Control of TPH
Evaluation of suitable remedial targets calls for understanding of Quantitative Risk Assessment and effective liaison with the Regulating bodies. When developing a remedial program it is not generally significant to think in terms of attaining a total clean-up, however to determine the risk that the TPH presents to any receptor, be it human beings, Water, buildings, land or ecosystems. This is effectively a risk assessment approach rather than simply aiming to remove all contaminants regardless of whether they pose a problem. In the moment, it is not acceptable to abandon a site because it looks fine.
The process involved in evaluating, assessing and grading risks should be a presentable and transparent risk assessment framework (Tannenbaum, 2007). The starting point for an assessment of risk of hydrocarbons is, understanding the linkage to the actual pollutant. This requires the identification three components: i. Source– that which has the potential to inflict harm or to pollute controlled environment. ii. Receptor – anything that could be affected by a source, for example people, property, ecological system, or a water system; and iii. Pathway – route by which receptors can be uncovered to, or influenced by, a source.
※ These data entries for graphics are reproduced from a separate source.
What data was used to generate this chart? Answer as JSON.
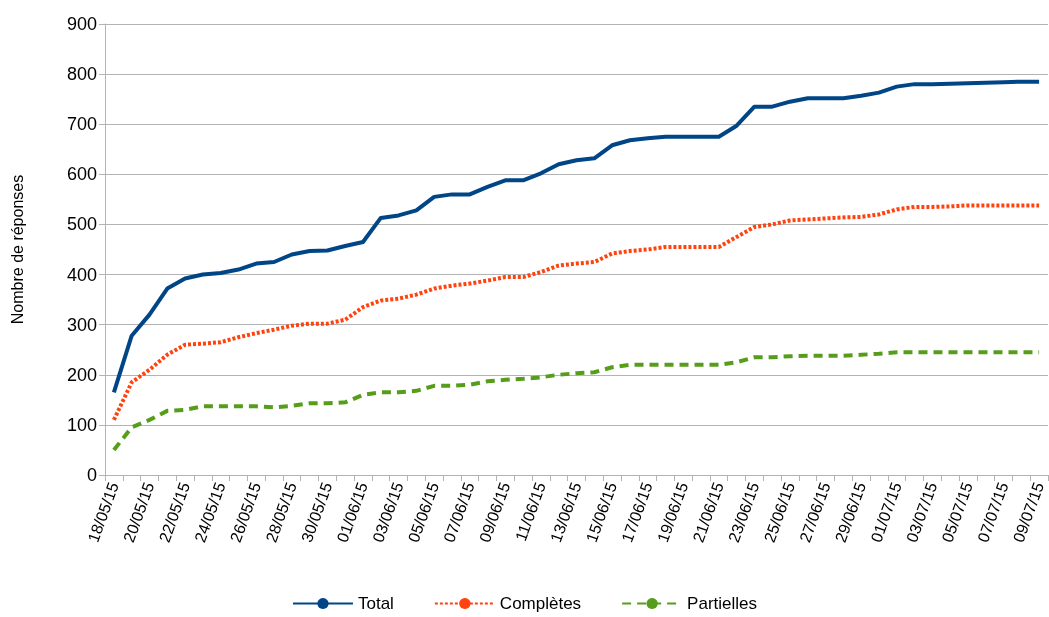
{
  "chart_data": {
    "type": "line",
    "ylabel": "Nombre de réponses",
    "categories": [
      "18/05/15",
      null,
      "20/05/15",
      null,
      "22/05/15",
      null,
      "24/05/15",
      null,
      "26/05/15",
      null,
      "28/05/15",
      null,
      "30/05/15",
      null,
      "01/06/15",
      null,
      "03/06/15",
      null,
      "05/06/15",
      null,
      "07/06/15",
      null,
      "09/06/15",
      null,
      "11/06/15",
      null,
      "13/06/15",
      null,
      "15/06/15",
      null,
      "17/06/15",
      null,
      "19/06/15",
      null,
      "21/06/15",
      null,
      "23/06/15",
      null,
      "25/06/15",
      null,
      "27/06/15",
      null,
      "29/06/15",
      null,
      "01/07/15",
      null,
      "03/07/15",
      null,
      "05/07/15",
      null,
      "07/07/15",
      null,
      "09/07/15"
    ],
    "series": [
      {
        "name": "Total",
        "color": "#004586",
        "line_style": "solid",
        "values": [
          165,
          278,
          320,
          372,
          392,
          400,
          403,
          410,
          422,
          425,
          440,
          447,
          448,
          457,
          465,
          513,
          518,
          528,
          555,
          560,
          560,
          575,
          588,
          588,
          602,
          620,
          628,
          632,
          658,
          668,
          672,
          675,
          675,
          675,
          675,
          697,
          735,
          735,
          745,
          752,
          752,
          752,
          757,
          763,
          775,
          780,
          780,
          781,
          782,
          783,
          784,
          785,
          785
        ]
      },
      {
        "name": "Complètes",
        "color": "#ff420e",
        "line_style": "dotted",
        "values": [
          110,
          185,
          210,
          240,
          260,
          262,
          265,
          275,
          283,
          290,
          298,
          302,
          302,
          310,
          335,
          348,
          352,
          360,
          372,
          378,
          382,
          388,
          395,
          395,
          405,
          418,
          422,
          425,
          442,
          447,
          450,
          455,
          455,
          455,
          455,
          475,
          495,
          500,
          508,
          510,
          512,
          514,
          515,
          520,
          530,
          535,
          535,
          536,
          538,
          538,
          538,
          538,
          538
        ]
      },
      {
        "name": "Partielles",
        "color": "#579d1c",
        "line_style": "dashed",
        "values": [
          50,
          95,
          110,
          128,
          130,
          137,
          137,
          137,
          137,
          135,
          138,
          143,
          143,
          145,
          160,
          165,
          165,
          168,
          178,
          178,
          180,
          187,
          190,
          192,
          195,
          200,
          203,
          205,
          215,
          220,
          220,
          220,
          220,
          220,
          220,
          225,
          235,
          235,
          237,
          238,
          238,
          238,
          240,
          242,
          245,
          245,
          245,
          245,
          245,
          245,
          245,
          245,
          245
        ]
      }
    ],
    "ylim": [
      0,
      900
    ],
    "yticks": [
      0,
      100,
      200,
      300,
      400,
      500,
      600,
      700,
      800,
      900
    ],
    "grid": "y",
    "legend": "bottom",
    "marker": "none"
  }
}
A risk exists only when the above components are within reach. For instance, a leak of a minimum quantity of petroleum (source) from an underground seepage may not amount to considerable risk in a clay soil environment, even if there is a water body (receptor) nearby, because there is no link (pathway) through which the source can move to influence a receptor. Limitations of TPH Risk Assessment Once released to the environment in a spill or leak, petroleum constituents partition, to some extent, between oil phase and the soil, water, and air phases of the environment.
Biological, chemical, and physical processes age the spilled product, leading to additional changes in complexity and composition. Comprehending the toxicology of environmental pollutants in soil is significant if the consequences to health of human beings are to be managed correctly. The toxicological determination of petroleum hydrocarbons is difficult since these chemicals are present in form of complex mixtures, consisting of hundreds of individual elements, each with their own specific toxicological characteristics. Similarly, it is not practical to assess individual elements when present in complex states.
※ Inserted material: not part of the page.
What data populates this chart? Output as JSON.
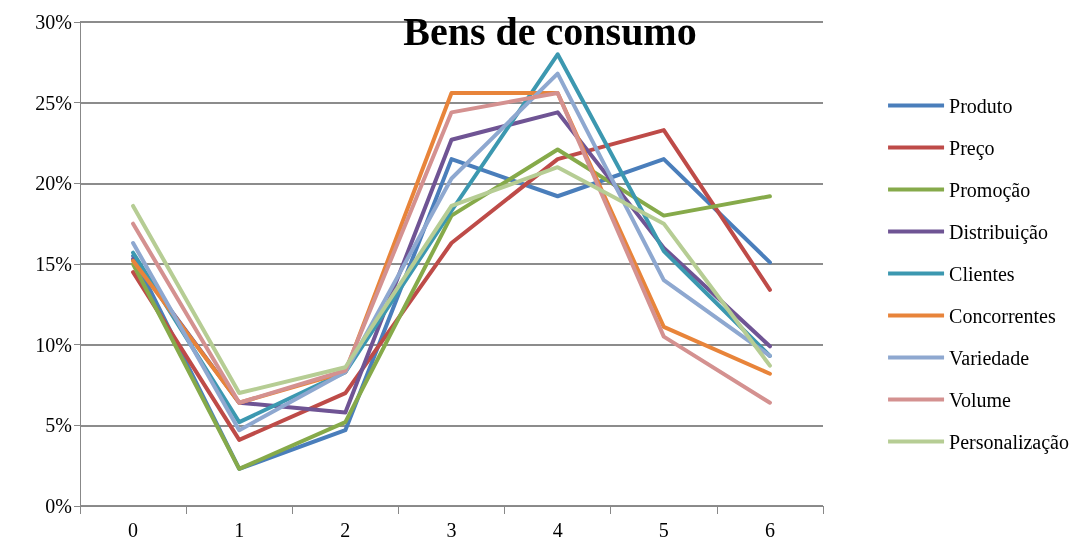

Hence a scientifically practical and sound approach to risk assessment must be protective to human being (Tannenbaum, 2007). Conclusions In spite of the large quantity of hydrocarbons in petroleum products and the widespread nature of petroleum utilization and pollution, only a relative small number of these compounds are well characterized for toxicity. The health effect of some hydrocarbons can be well characterized depending on their components or constituent elements (e. g. , light aromatic fraction-BTEX-benzene, toluene, ethyl-benzene, and xylenes). But, heavier hydrocarbon fractions have far much less characterized elements.
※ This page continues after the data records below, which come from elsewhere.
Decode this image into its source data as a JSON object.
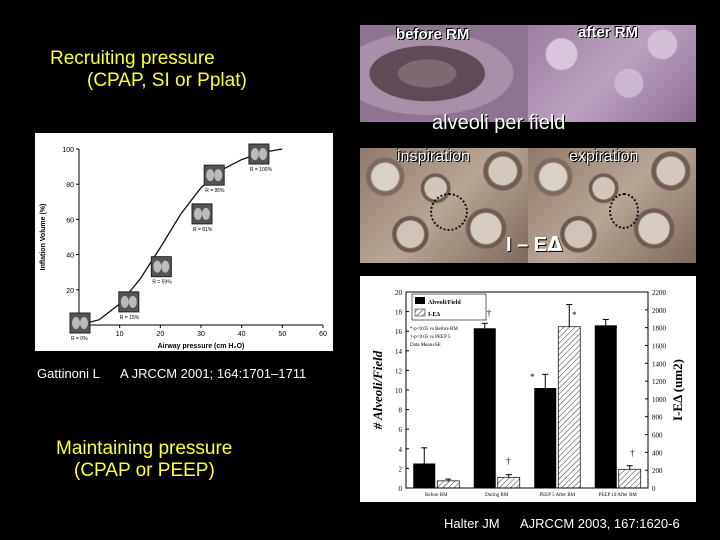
{
  "slide": {
    "recruiting_line1": "Recruiting pressure",
    "recruiting_line2": "(CPAP, SI or Pplat)",
    "maintaining_line1": "Maintaining pressure",
    "maintaining_line2": "(CPAP or PEEP)",
    "colors": {
      "accent_text": "#ffff33",
      "background": "#000000"
    }
  },
  "micrographs": {
    "before_label": "before RM",
    "after_label": "after RM",
    "alveoli_label": "alveoli per field",
    "inspiration_label": "inspiration",
    "expiration_label": "expiration",
    "ie_label": "I – E",
    "delta_symbol": "Δ"
  },
  "citation_gattinoni": {
    "author": "Gattinoni L",
    "ref": "A JRCCM 2001; 164:1701–1711"
  },
  "citation_halter": {
    "author": "Halter JM",
    "ref": "AJRCCM 2003, 167:1620-6"
  },
  "chart_data": [
    {
      "type": "line",
      "xlabel": "Airway pressure (cm H₂O)",
      "ylabel": "Inflation Volume (%)",
      "xlim": [
        0,
        60
      ],
      "ylim": [
        0,
        100
      ],
      "xticks": [
        10,
        20,
        30,
        40,
        50,
        60
      ],
      "yticks": [
        20,
        40,
        60,
        80,
        100
      ],
      "series": [
        {
          "x": [
            0,
            5,
            10,
            15,
            20,
            25,
            30,
            35,
            40,
            45,
            50
          ],
          "y": [
            0,
            3,
            12,
            26,
            44,
            63,
            78,
            88,
            94,
            98,
            100
          ]
        }
      ],
      "annotations": [
        "R = 0%",
        "R = 15%",
        "R = 59%",
        "R = 81%",
        "R = 95%",
        "R = 100%"
      ]
    },
    {
      "type": "bar",
      "categories": [
        "Before RM",
        "During RM",
        "PEEP 5 After RM",
        "PEEP 10 After RM"
      ],
      "series": [
        {
          "name": "Alveoli/Field",
          "axis": "left",
          "values": [
            2.5,
            16.3,
            10.2,
            16.6
          ]
        },
        {
          "name": "I-EΔ",
          "axis": "right",
          "values": [
            80,
            120,
            1810,
            210
          ]
        }
      ],
      "errors_left": [
        1.6,
        0.5,
        1.4,
        0.6
      ],
      "errors_right": [
        20,
        30,
        250,
        40
      ],
      "ylabel_left": "# Alveoli/Field",
      "ylabel_right": "I-EΔ (um2)",
      "ylim_left": [
        0,
        20
      ],
      "ylim_right": [
        0,
        2200
      ],
      "yticks_left": [
        0,
        2,
        4,
        6,
        8,
        10,
        12,
        14,
        16,
        18,
        20
      ],
      "yticks_right": [
        0,
        200,
        400,
        600,
        800,
        1000,
        1200,
        1400,
        1600,
        1800,
        2000,
        2200
      ],
      "legend": [
        "Alveoli/Field",
        "I-EΔ"
      ],
      "notes": [
        "*-p<0.05 vs Before RM",
        "†-p<0.05 vs PEEP 5",
        "Data Mean±SE"
      ],
      "markers": [
        "†",
        "* †",
        "*",
        "*",
        "* †",
        "†"
      ]
    }
  ]
}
Gustafson, J. (2002). Contaminated exposure mode, land assessment, technical & Algorithm. London, R & D Publication. Tannenbaum, L. V. (2007). And So We Model: The Ineffective Use of Mathematical Models in Ecological Risk Assessments, Integrated Environmental Assessment & Management, vol. 3, no. 4, PP. 473-476. Wharfe, J. , Adam, W. , Apitz, S. E. , Barra R. , Bridge, T. , Hickey C. & Ireland S. (2007). In Situ Methods of Measurement-An Important Line of Evidence in the Environmental Risk Framework, Integrated Environmental Assessment and Management, vol. 3, no. 2, pp. 268-275.